The CAA is examining the current marine standards for life preservers, including constant wear jackets, with a view to accepting marine jackets to appropriate specifications for aviation use.
Unless otherwise detailed in manufacturer’s procedures all flotation equipment should be tested as detailed in this advisory circular.
Inflation tests should be performed at intervals not exceeding 12 months. Tests should require the inflation of each chamber and a check for the rate of leakage from that chamber.
When an equipment manufacturer does not specify a test pressure, inflatable safety equipment should be tested for leaks at 14 kPa.
Floatation equipment should be checked for general condition of the material and seams.

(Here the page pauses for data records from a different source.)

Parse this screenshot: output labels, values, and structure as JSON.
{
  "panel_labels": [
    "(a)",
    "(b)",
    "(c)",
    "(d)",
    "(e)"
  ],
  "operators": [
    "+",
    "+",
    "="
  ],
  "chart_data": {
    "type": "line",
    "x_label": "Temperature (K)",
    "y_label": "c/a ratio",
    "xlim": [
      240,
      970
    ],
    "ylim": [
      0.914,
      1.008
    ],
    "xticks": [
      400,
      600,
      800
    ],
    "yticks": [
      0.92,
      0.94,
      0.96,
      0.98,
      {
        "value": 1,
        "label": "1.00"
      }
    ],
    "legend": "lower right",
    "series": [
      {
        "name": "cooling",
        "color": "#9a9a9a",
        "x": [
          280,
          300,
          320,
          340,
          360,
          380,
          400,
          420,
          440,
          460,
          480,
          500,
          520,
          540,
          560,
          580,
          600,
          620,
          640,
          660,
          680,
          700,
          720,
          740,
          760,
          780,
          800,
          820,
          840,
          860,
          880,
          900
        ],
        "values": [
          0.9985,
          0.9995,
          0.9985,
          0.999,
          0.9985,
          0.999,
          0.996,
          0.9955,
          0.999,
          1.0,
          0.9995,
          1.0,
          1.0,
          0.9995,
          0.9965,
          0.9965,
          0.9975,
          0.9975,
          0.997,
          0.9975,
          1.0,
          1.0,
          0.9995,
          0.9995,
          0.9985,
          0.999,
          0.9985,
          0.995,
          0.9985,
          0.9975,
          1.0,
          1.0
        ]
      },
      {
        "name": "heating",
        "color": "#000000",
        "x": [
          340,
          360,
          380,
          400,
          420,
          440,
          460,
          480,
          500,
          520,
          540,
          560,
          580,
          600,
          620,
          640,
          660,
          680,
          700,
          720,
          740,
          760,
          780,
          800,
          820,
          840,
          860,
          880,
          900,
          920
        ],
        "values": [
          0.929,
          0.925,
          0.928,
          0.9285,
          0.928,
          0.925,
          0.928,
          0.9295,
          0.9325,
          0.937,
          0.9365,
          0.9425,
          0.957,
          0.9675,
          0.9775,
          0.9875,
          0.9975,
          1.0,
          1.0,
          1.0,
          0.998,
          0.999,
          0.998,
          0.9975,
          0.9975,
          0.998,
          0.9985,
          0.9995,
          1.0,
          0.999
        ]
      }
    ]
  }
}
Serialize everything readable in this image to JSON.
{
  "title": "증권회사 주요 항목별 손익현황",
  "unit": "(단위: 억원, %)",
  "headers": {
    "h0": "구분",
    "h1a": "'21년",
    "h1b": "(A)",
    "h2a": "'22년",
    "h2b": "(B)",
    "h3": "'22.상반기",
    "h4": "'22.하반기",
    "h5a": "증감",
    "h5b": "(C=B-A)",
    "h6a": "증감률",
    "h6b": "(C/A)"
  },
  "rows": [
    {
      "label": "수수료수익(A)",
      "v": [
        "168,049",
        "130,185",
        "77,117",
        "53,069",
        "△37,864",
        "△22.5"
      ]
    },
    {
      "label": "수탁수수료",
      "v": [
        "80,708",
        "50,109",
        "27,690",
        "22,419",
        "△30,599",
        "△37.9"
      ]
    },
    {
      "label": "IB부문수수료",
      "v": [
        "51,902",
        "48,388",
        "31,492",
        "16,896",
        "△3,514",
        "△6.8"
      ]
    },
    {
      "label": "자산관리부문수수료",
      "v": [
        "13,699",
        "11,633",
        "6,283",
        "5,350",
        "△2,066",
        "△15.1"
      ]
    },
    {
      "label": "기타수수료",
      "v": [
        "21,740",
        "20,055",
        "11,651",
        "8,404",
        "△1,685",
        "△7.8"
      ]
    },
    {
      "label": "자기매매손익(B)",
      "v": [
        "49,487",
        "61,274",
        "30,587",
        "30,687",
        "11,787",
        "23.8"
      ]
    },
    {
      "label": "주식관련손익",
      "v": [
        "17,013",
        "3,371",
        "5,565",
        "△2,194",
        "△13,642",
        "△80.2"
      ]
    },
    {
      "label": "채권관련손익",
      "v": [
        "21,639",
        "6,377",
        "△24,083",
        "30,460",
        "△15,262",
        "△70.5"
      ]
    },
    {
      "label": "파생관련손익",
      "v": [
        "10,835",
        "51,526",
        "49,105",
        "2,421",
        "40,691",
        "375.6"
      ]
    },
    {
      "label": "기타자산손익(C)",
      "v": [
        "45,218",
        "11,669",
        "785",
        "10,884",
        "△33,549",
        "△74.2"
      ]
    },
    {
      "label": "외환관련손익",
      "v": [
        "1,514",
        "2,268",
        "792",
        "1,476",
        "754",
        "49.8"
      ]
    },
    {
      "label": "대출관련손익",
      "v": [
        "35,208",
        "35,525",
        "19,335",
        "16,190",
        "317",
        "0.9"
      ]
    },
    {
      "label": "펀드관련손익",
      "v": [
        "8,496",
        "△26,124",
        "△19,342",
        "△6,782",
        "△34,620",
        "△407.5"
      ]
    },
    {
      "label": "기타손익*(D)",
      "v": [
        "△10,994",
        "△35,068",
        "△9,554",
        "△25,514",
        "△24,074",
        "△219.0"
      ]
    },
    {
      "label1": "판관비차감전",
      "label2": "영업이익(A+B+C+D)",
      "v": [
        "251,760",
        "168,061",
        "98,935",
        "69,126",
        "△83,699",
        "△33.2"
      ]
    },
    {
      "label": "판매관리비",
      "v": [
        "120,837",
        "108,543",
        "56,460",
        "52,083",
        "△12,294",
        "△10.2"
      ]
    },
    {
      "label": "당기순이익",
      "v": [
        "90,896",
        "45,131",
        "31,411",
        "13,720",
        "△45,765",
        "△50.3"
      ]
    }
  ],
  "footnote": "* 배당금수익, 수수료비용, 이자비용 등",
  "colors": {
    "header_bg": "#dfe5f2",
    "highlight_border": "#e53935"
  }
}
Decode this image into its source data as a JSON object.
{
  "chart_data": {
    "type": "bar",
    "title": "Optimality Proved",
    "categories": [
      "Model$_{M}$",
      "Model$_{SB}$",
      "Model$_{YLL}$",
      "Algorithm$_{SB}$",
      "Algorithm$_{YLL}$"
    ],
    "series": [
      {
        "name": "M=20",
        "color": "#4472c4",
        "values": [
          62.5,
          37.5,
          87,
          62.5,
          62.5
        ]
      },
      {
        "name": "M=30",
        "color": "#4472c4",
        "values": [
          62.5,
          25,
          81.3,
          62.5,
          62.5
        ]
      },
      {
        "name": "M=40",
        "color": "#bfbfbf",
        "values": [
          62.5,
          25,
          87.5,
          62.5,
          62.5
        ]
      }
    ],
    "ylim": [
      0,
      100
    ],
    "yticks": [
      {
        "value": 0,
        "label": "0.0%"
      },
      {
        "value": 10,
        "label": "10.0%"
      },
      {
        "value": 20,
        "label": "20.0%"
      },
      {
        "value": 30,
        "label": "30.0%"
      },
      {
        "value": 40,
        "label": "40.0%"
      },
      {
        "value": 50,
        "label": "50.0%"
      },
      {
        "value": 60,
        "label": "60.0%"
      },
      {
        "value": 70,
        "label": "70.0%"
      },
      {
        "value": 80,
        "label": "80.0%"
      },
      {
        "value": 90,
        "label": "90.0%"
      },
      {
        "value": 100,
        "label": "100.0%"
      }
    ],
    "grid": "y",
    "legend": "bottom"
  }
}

All items fitted to the equipment should be assessed for their serviceability, including—
· strobes, for operation and battery life
· whistles, for operation
· lifting handles, for security and condition of stitching
· reflecting tape, for security and clarity
· inflation valves, for operation
· CO 2 cylinders, for weight and valve operation
The packaging of the equipment should be checked to ensure that it provides the equipment adequate protection to prevent in service damage.
Flotation cushions should be tested in accordance with the manufacturer's instructions at intervals not exceeding six months.
Unless otherwise approved, each portable fire extinguisher should be weighed at intervals not exceeding 12 months. The weight should not be less than that specified by the manufacturer for a fully charged extinguisher.